Kissinger’s name is “synonymous with effective diplomacy, effective American diplomacy, and, I think few would argue with the fact, one of the best strategic minds in the country,” Biden said in 2007, introducing Kissinger to a committee hearing on the future of Iraq, a transcript shows.
Biden referenced how much he had learned from Kissinger, too. “One of the things I’ve noticed in my long years of having an opportunity to learn from you is, we should always have alternative plans,” Biden said, wrapping up his introduction by promising Kissinger a “receptive and friendly” audience in the hearing.
Fifteen years later, Biden’s White House took a more distant approach, waiting about 24 hours to issue a statement after Kissinger died at age 100 on Wednesday.
Biden said he first met Kissinger when he was a young Democratic senator from Delaware and he was secretary of state.
“Throughout our careers, we often disagreed. And often strongly. But from that first briefing – his fierce intellect and profound strategic focus was evident,” Biden said.

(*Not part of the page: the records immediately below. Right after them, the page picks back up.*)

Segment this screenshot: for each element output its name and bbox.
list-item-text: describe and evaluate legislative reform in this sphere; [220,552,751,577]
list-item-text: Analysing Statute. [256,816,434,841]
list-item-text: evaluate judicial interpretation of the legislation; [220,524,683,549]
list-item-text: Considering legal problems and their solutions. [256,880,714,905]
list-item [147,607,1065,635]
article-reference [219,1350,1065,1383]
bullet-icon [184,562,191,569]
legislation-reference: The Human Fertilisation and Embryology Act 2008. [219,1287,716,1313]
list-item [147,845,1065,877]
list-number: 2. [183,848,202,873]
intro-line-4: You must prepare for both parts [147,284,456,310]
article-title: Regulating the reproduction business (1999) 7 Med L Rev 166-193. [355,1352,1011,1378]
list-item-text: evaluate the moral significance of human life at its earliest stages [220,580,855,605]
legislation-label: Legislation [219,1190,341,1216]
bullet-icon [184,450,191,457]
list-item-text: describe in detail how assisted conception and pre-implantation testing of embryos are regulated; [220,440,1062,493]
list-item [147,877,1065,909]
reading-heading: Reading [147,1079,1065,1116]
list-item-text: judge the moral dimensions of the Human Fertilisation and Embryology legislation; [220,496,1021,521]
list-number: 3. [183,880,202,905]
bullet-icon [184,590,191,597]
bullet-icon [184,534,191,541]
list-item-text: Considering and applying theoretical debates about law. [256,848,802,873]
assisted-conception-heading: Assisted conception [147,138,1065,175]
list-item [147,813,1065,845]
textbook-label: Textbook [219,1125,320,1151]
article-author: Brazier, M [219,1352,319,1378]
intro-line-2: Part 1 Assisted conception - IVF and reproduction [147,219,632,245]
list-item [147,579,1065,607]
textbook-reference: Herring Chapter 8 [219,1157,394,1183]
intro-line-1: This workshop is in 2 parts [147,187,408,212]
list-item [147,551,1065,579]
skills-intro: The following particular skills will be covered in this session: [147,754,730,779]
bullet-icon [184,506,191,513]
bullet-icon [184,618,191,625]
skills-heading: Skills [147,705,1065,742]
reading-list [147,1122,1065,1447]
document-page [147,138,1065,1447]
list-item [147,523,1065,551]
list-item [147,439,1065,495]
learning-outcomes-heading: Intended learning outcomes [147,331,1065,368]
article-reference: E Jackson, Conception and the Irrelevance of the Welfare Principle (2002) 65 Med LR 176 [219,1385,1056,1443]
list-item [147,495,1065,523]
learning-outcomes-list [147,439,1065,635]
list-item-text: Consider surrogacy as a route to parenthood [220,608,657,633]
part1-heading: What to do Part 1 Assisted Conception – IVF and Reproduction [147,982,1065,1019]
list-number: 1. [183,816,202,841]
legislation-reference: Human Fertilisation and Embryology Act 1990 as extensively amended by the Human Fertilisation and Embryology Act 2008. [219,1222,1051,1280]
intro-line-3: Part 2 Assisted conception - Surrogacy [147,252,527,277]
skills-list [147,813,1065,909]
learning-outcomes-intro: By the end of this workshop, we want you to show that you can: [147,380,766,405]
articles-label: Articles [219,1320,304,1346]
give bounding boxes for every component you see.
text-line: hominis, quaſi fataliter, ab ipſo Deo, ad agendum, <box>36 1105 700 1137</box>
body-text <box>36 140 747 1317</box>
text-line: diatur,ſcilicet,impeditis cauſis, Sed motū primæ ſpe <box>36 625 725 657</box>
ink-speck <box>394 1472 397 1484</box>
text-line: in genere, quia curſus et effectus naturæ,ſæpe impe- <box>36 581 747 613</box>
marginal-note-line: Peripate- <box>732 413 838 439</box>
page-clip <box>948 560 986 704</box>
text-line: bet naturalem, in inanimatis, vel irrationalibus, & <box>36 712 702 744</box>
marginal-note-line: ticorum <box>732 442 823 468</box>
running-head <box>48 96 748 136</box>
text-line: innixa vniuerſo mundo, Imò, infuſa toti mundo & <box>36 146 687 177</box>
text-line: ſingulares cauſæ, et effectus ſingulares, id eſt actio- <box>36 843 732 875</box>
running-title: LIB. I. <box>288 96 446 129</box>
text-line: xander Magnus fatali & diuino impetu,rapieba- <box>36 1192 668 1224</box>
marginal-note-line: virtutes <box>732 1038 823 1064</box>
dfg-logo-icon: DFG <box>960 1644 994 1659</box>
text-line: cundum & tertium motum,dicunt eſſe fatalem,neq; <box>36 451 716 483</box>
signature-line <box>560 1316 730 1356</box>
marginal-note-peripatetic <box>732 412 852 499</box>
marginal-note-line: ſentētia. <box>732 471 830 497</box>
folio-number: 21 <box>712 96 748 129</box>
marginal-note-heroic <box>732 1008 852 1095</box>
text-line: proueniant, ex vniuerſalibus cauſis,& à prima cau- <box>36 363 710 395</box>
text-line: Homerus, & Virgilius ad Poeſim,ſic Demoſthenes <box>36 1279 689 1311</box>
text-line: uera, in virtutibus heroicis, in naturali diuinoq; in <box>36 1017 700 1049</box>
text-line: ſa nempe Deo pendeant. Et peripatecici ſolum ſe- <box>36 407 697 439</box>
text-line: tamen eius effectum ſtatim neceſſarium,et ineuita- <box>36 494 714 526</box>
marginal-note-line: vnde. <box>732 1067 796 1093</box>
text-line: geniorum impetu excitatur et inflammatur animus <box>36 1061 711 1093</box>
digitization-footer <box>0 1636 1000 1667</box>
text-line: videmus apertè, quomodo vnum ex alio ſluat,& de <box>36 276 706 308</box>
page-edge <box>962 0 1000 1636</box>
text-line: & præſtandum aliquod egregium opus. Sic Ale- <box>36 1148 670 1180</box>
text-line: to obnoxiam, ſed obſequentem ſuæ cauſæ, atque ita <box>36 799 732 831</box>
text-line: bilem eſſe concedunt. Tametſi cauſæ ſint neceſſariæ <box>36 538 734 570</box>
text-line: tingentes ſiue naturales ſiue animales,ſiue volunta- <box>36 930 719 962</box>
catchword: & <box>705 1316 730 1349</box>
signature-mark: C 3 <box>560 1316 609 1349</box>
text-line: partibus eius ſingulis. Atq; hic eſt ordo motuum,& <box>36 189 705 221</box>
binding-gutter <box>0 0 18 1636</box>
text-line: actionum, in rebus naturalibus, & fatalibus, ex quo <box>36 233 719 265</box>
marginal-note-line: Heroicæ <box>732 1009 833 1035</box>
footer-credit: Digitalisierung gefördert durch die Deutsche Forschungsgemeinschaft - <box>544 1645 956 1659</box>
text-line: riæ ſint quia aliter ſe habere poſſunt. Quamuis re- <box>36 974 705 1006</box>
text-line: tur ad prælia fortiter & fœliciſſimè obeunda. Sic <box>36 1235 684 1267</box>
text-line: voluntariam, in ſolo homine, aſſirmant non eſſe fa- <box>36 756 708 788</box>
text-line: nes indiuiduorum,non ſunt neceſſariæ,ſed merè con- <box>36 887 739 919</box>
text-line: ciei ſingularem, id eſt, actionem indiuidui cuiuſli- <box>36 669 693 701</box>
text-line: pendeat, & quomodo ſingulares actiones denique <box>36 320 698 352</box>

Biden said after Kissinger retired from government “he continued to offer his views and ideas to the most important policy discussion across multiple generations.”
“Jill and I send our condolences to his wife Nancy, his children Elizabeth and David, his grandchildren, and all those who loved him,” he said on Thursday.
Kissinger was the architect of the U.S. diplomatic opening with China, landmark U.S.-Soviet arms control talks, expanded ties between Israel and its Arab neighbors, and the Paris Peace Accords with North Vietnam.
While many hailed Kissinger for his brilliance and statesmanship, others branded him a war criminal for his support for anti-communist dictatorships, especially in Latin America
Earlier, the White House and other Biden officials offered carefully worded condolences. “It’s a huge loss,” National Security Council spokesman John Kirby said Thursday, noting Kissinger’s military service during World War Two and years of public service afterward.
“Whether you saw eye to eye with him on every issue there’s no question that he shaped foreign policy decisions for decades and he certainly had an impact on America’s role in the world,” Kirby said.